Ранее в XX в., когда проблемой империализма наравне с политиками занялись ученые и теоретики, их внимание сосредоточилось на причинах и динамике созидания империи — экспансиям и завоеваниям, инкорпорированию и аннексии[10]. Не так давно теоретики выявили условия успешного выживания империй. Отталкиваясь от предположения классического историка М.А. Финли, Дойл рассматривает ряд империй прошлого — Афины, Рим, Испанию, Англию и Османскую империю — и утверждает, что факторы, обусловливавшие появление империи, делавшие ее устойчивой и экспансионистской, следующие: дифференциал власти — больший в метрополии, меньший на периферии; политическое единство имперской или руководящей метрополии, включающей в себя не только сильное, единое центральное правительство, но и в более широком смысле законность и общность среди имперской элиты; и некую форму транснациональных связей — силы или действующие лица, религия, идеология, экономика, форма общества на основе метрополии, способная распространяться на подвластные общества. В Афинах было такое транснациональное общество, и они стали имперскими, а в Спарте такого общества не было, и она могла только осуществлять гегемонию над другими государствами{61}.

Большую «власть» объединенной метрополии над перифериями следует понимать не просто как большую принудительную силу, но и как большую дискурсивную власть. Недавно ученые вышли за пределы материального и структурного анализа, чтобы исследовать, как сохраняются империи, не только посредством явной физической силы, но и посредством своего рода рукотворного согласия. «Колониальные» и «постколониальные» ученые исследовали, каким образом власть принуждения дополнялась и санкционировалась дискурсивной властью. «Колониализм, — говорится в одном из последних сборников, — (как и дополняющий его расизм) есть процесс дискурса, и как процесс дискурса он интерпеллирует колониальных подданных, инкорпорируя их в систему представительства. Они навсегда уже запечатлены этой системой представительства»{62}. Будь то история «Детей воды», приключенческие рассказы Роберта Диксона или Редьярда Киплинга, или сказки Слона Бабара, — все эти фантастические истории содержали образы высшей и низшей расы и нации. Одним из самых красноречивых аргументов колониальных исследований был способ, каким колониализм и сопутствующий ему расизм не только вписывал положение колонизованных, но и формировал образ колонизаторов. Проблемой империализма было создание и сохранение различия и дистанции между правителем и тем, кем он управляет. В дискуссии, начатой конструктивной работой Эдуарда Сайда «Востоковедение» и продолжившейся в его последней работе «Культура и империализм», ученые исследовали, каким образом Европа позиционировала себя в понятиях того, чем она не являлась, — в понятиях колонизованного мира{63}. В сборнике статей «Конфликты империи» Энн Лора Соулер и Фредерик Купер рассматривают влияния с диаметрально противоположной точки зрения: «Европу создали ее имперские прожекты, равно как колониальные столкновения формировались противоречиями в самой Европе»{64}. Все же в основе европейского самовосприятия лежала основная проблема строительства и воспроизведения категорий колонизованных и колонизаторов, где первые подчинялись последним.
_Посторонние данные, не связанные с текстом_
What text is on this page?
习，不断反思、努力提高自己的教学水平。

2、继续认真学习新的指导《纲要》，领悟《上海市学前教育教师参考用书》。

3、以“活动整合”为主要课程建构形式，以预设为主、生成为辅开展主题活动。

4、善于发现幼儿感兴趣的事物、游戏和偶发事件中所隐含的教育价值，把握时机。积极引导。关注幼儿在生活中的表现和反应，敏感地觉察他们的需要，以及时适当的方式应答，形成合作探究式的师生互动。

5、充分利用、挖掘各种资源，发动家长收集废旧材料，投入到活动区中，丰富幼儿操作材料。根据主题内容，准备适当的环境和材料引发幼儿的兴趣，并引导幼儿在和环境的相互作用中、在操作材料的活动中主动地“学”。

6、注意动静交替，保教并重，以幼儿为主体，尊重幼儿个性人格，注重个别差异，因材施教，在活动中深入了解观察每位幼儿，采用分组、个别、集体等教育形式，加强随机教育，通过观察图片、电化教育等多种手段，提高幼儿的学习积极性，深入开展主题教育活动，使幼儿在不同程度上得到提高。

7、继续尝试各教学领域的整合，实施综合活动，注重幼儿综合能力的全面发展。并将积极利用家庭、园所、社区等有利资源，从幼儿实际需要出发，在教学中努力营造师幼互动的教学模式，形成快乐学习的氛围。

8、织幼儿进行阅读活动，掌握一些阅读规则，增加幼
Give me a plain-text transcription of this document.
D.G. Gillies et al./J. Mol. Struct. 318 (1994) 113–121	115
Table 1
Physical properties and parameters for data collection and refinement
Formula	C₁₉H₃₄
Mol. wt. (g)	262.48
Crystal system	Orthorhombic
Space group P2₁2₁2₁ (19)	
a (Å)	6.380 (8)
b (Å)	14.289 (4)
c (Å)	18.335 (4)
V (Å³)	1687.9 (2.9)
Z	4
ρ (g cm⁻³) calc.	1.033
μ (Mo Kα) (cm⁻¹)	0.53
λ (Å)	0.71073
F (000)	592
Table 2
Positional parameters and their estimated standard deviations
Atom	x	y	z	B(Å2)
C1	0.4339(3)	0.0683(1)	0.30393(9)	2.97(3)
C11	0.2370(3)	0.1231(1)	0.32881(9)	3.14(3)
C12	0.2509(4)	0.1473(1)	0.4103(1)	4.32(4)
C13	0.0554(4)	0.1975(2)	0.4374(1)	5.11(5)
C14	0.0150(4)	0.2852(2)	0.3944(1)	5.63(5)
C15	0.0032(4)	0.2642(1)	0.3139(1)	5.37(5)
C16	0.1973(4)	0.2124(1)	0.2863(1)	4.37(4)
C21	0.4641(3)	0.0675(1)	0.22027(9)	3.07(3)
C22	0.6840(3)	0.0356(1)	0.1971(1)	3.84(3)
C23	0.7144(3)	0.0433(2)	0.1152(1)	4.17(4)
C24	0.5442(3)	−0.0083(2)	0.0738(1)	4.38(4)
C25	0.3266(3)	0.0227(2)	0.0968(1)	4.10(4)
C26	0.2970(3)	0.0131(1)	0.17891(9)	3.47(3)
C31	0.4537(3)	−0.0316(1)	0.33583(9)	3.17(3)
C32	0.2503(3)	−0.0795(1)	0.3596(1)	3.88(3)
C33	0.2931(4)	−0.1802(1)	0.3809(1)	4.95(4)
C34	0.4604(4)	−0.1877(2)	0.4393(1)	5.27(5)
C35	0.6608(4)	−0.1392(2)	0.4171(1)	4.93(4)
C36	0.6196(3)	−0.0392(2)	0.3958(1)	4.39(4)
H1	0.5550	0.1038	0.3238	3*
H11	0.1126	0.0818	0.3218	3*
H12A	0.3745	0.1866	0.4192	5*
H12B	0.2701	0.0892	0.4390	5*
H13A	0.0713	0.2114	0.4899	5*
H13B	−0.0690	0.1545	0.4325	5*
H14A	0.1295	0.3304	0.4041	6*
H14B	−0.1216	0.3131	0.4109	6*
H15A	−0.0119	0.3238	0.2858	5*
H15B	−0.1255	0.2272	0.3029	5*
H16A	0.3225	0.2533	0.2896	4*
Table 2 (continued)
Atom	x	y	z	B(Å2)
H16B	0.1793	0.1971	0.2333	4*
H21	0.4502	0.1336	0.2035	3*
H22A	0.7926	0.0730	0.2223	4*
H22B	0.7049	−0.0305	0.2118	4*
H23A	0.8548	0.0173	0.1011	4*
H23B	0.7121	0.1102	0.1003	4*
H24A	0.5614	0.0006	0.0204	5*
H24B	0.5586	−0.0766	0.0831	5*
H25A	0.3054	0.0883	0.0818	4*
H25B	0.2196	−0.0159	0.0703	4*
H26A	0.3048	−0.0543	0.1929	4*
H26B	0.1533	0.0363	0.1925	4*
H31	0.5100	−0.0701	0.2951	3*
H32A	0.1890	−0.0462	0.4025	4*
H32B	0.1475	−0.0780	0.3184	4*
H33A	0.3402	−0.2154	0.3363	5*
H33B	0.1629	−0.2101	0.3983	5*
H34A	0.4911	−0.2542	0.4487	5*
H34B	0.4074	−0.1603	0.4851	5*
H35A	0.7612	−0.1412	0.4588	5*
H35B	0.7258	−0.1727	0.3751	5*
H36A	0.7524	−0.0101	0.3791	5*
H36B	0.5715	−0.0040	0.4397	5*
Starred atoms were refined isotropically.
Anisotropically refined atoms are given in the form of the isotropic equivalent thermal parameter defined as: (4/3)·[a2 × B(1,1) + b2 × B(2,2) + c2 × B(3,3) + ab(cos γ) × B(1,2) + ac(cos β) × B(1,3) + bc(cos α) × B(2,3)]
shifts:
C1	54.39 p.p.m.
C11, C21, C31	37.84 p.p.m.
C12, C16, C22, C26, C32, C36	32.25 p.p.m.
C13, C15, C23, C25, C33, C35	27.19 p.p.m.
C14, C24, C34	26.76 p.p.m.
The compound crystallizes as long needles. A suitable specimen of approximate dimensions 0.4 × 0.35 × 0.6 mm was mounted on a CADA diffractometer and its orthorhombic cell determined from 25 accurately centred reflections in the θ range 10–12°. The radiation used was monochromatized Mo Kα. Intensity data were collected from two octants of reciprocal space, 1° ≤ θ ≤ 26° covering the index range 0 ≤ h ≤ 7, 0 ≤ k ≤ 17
Великие заморские империи Европы в XIX в. были «буржуазными» империями, в которых «правящие элиты, пытаясь претендовать на власть на основе всеобщего гражданства и соответствующих социальных прав, так или иначе сталкивались с главным вопросом: были ли эти законы применимы — и к кому — в старых заморских империях и на вновь завоеванных территориях, которые теперь попадали в зависимость от наций-государств»{65}. Европейские представления о гражданстве касались принадлежности к нации, но эта принадлежность предполагала культуру и образование. Отношения как к отечественным низшим классам, так и к подданным народам в колониях переплетались с серьезными вопросами границ нации — кого следовало включить, на каком основании, а кого — исключить. Европейские понятия эгалитарности рухнули вместе с навязываемыми иерархиями; понятия демократического участия — вместе с авторитарным исключением из принятия решений; идеи всеобщего разума — вместе с «туземным менталитетом». Для укрепления европейского авторитета, власти и превосходства надо было сохранить, защитить и поддержать разницу между правителями и подчиненными. Раса была самым ярким показателем различий, выраженных классовым языком в Европе, уже «обогащенным образами и метафорами, имевшими сугубо расовое звучание»{66}. Правящим классам следовало вновь утвердить свое отличие от подвластных, что еще больше усложнилось, когда развитие демократии проторило народу путь в политику. В XIX в. дискурсы о вежливости и респектабельности отличали имевших культурную компетенцию править от имени тех, кто просто нуждался в представительстве[11]. Ни одно государственное устройство не существует вечно, и многих историков и социологов глубоко интересует вопрос: почему империи приходят в упадок, а затем разрушаются. Некоторые ученые делают вывод, что кризис и крах империи заключен в самой их природе[12].





10

Среди самых известных была ленинская теория, состоявшая в том, что снижение прибыли в развитых капиталистических странах побуждало европейские государства строить империи, чтобы накапливать прибавочный капитал, и теория Дж. Э. Хобсона, послужившая основой для ленинской, — что неравное распределение богатства в капиталистических обществах ведет к недопотреблению массами, накоплению излишних средств богатыми и потребностью в новых рынках сбыта в слаборазвитых странах. Историки, критически относившиеся к экономическим объяснениям вроде Карлтона Дж. X. Хейса, считали, что к колонизации неевропейского мира вели скорее не императивы капитализма, а национальные интересы метрополии или национализм.

11

Как пишут Стоулер и Купер, «самые главные конфликты империи» проистекают из того, что «инаковость колонизованных не была ни прирожденной, ни стабильной; его или ее отличие следовало определить и сохранить… Вовсе не обязательно социальные границы, кое в чем ясные, должны были такими и остаться» (Ibid. P. 7).

12

Один из тех, кто проводит мысль о «неизбежности» («inevitablist»), Александр Дж. Мотыль, усматривает важное различие между упадком империи и крушением империи и высвечивает место кризиса в конечном крахе. Упадок случается, «когда абсолютная власть центра над периферией перестает быть действенной, а периферия может действовать и действует вопреки воле центра». Вторая форма упадка, согласно Мотылю, включает в себя утрату абсолютного качества власти императора. Но прежде чем согласиться с замечанием Мотыля о том, что «власть императоров должна быть относительно абсолютной, чтобы считать имперской их способность принимать решения» (а это отражает опыт тех империй XIX в., которые были парламентскими монархиями или республиками), достаточно обратиться к формулировке Дойла, считающего, что для выживания метрополиям требуется внутреннее политическое единство, способное преодолеть реальное или потенциальное сопротивление периферии. Если элиты едины в проведении имперской политики, то изменения в метрополиях от абсолютизма к разделению власти вовсе не обязательно ведут к упадку империи.